Si les PJs refont le chemin inverse ou s'ils voyagent à nouveau dans la région, ils pourraient retourner au bourg où elle a volé le second bébé. La femme qui l'a "vendu" a été pendue : les habitants raconteront cette terrifiante histoire d'une femme qui a vendu son enfant, probablement à des forces impies. Dans sa folie, elle aurait prétendu l'avoir vendu à une grande dame de passage ! Hors, à ce moment, seule la demoiselle pourrait correspondre à cette description, et elle est nécessairement hors de cause ! Elle ne peut être ce monstre décrit par la mère, et l'accusation elle même est donc un aveu de malignité ! Son mari l'a répudié, et le village l'a condamné à la pendaison. A noter que si les PJs sont partis depuis longtemps, on ne se souvient plus qu'ils accompagnaient la jeune femme ; ils entendront alors parler de cette histoire pendant leur séjour.
Si les PJs comprennent de quoi il retourne à un quelconque moment pendant le voyage, la jeune femme niera fermement. Elle est absolument persuadée de sa version perturbée des faits, et n'en démordra pas. L'intimidation la fera pleurer. Si elle est surprise et se retrouve dans une situation où elle ne peut qu'avouer, elle perdra la raison, se murant dans une espèce de transe où elle se murmurera à elle même des conseils pour bien prendre soin de son bébé. Elle ira jusqu'à langer une pierre et la porter dans ses bras. Expliquer ce comportement lorsqu'ils arriveront à destination pourrait être complexe - auquel cas, révéler ce qu'ils ont compris ou leurs soupçons les aidera, car le couvent est au courant pour l'enlèvement.
Si les PJs découvrent la vérité après l'avoir livré et retournent la voir (il ne sera pas facile de convaincre les autorités du couvent où elle est placée ; raconter leurs découvertes pourra aider les PJs, les personnes en charge de la demoiselle connaissant les raisons pour lesquelles elle a été admise en leur sein), elle admettra tout, sans passion, d'une voix monocorde, détachée.

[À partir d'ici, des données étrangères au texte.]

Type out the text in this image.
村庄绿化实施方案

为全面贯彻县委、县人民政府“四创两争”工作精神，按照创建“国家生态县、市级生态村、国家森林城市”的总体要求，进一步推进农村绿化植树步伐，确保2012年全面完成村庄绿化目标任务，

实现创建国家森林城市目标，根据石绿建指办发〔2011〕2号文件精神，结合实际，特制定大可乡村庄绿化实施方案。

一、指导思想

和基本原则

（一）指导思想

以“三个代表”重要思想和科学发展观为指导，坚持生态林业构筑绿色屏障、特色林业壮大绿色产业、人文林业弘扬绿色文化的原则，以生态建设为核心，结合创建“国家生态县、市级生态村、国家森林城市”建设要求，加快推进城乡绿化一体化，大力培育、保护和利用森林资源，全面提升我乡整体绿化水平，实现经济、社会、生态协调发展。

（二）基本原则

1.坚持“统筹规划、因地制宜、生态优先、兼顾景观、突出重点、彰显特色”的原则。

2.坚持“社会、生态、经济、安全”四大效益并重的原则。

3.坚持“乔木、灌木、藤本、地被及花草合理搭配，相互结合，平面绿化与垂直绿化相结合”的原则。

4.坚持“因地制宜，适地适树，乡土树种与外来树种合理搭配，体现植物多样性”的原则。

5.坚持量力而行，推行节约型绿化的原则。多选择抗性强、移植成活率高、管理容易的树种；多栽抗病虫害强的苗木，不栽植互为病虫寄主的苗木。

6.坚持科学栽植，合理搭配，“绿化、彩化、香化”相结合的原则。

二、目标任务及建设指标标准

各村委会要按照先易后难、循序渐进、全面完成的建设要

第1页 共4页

Sa raison vacillera devant l'ampleur de ses crimes et elle se réfugiera dans une catatonie dont elle ne sortira qu'à sa mort, quelques semaines plus tard.
- Damon
L'avantage des trolls, c'est qu'ils permettent de faire remonter des posts que j'avais loupés.
Intrigue sympa, j'aurais envie de la jouer mais j'aurais besoin de construire la partie "jeunesse" : mes joueurs voudront investiguer sur le pourquoi de ses actes, une réponse "elle est juste devenue folle" ne leur conviendra pas.
Jolie histoire. On dirait du Maupassant.
En revanche, claquer des doigts et dire c'était un rêve si quelqu'un est mal à l'aise ne me paraît pas être une bonne solution. Discuter en amont de ce que peut contenir une partie me semble préférable, pourquoi pas dans une session zéro, d'ailleurs.